Elder - Innate Passage

La suite logique.

Nous avons tous un rapport propre envers les groupes que nous chérissons. Toutes les entités les plus fortes de notre vie partagent le fait d'avoir ce petit quelque chose qui les rend plus grandes que la moyenne. Une prestation live, un contexte de vie sublimant les morceaux d'un disque, un contre-pied vis à vis de l'attente autour d'un album ou même un mélange de tout ça. L'occasion est donc toute trouvée pour discuter de la discographie récente d'Elder et de l'évolution de mon rapport à leur musique.

Lorsqu'en 2017 sort Reflections Of A Floating World, le quatuor de Boston n'est qu'un nom entendu et lu sur des sites spécialisés mais rien de leur musique n'avait pénétré mes tympans, à l'exception de bribes déjà oubliées alors. Le disque sera loué par de grands noms, ainsi que par les fans du groupe, conquis d'avoir plus d'une heure de musique conçue par Nick DiSalvo et ses compères de l'époque. Pourtant, à ma grande déconvenue, je n'ai jamais réussi à rentrer dans l'entièreté du disque, me laissant seulement convaincre par Sanctuary, piste d'ouverture magistrale devenue ensuite un hymne des concerts de la formation. Ce n'est pas faute d'avoir persisté avec ce "monde flottant" mais rien n'y fait, je reste sur le bas coté, sans pour autant dénigrer les qualités des musiciens. Il manque juste ce petit truc qui permet d'en faire un disque formidable.

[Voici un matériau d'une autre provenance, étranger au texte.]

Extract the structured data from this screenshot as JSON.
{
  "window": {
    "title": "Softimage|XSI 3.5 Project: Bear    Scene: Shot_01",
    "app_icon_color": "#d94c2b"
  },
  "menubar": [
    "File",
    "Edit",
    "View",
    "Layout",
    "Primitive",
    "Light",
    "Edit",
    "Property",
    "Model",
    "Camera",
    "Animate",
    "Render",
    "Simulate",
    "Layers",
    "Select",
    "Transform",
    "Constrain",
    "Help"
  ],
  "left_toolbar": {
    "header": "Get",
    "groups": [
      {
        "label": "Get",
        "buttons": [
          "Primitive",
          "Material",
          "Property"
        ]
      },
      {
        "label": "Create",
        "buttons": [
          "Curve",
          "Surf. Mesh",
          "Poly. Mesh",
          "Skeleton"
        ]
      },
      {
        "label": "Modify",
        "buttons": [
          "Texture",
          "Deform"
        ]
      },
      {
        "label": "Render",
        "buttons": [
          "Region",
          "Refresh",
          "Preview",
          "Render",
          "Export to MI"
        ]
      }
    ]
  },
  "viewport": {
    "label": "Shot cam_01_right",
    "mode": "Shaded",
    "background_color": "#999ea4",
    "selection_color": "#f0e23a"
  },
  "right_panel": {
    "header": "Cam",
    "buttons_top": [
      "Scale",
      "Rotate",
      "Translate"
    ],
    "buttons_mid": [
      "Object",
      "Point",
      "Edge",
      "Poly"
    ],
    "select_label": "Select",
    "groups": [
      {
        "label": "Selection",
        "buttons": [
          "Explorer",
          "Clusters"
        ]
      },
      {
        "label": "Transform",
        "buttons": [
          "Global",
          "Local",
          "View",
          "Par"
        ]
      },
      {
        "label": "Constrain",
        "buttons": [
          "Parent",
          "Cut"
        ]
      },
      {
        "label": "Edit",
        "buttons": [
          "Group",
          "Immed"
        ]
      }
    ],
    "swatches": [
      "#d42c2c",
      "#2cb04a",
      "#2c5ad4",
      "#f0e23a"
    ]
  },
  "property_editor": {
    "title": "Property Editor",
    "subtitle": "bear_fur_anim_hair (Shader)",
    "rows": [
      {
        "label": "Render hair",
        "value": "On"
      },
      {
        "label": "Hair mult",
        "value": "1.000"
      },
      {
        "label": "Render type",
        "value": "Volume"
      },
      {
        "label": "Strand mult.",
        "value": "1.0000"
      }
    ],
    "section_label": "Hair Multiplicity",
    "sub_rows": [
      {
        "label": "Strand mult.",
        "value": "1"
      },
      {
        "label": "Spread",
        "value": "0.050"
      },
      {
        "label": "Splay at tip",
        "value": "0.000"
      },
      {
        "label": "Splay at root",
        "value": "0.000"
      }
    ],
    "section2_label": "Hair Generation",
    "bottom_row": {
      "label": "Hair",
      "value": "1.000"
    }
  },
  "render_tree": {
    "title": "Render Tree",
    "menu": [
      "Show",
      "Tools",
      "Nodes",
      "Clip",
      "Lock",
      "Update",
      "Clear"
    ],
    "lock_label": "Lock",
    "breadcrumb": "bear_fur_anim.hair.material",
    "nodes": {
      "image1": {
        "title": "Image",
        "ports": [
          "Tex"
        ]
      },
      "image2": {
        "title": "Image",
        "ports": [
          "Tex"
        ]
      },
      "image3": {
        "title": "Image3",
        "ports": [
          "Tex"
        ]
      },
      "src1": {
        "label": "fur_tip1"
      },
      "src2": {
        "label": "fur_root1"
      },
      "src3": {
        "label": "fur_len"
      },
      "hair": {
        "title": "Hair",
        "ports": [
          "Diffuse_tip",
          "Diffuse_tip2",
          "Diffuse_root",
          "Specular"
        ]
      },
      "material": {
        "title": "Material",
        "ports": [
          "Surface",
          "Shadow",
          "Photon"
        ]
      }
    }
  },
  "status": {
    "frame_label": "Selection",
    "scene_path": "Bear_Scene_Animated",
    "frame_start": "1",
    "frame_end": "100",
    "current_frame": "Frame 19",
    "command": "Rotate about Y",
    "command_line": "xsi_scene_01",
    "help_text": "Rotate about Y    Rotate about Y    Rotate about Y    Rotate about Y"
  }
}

Alors qu'Omens arrive en 2020, mes sentiments envers Elder ont commencé à évoluer vers le positif grâce à l'arrivée de l'EP The Gold & Silver Sessions (2019). La musique se veut moins dans l'étalage de riffs et plus dans des odyssées psychédéliques planantes. Un petit virage confirmé par le successeur de Reflections et qui lui, parviendra à m'emporter. Sans pour autant en attendre grand chose, cet album sera une immense gifle qui continuera alors à partager des moments de ma vie. Et ce, jusqu'à aller me faire tirer quelques larmes devant le live d'Halcyon vécu au Desertfest Anvers 2022, titre pour lequel mon cœur bat la chamade depuis les premiers instants de notre rencontre. Comme pour ROAFW, me voilà à contre-courant, une majorité de gens venant bouder ce disque, n'appréciant peu le tournant musical et le chant de Nick DiSalvo.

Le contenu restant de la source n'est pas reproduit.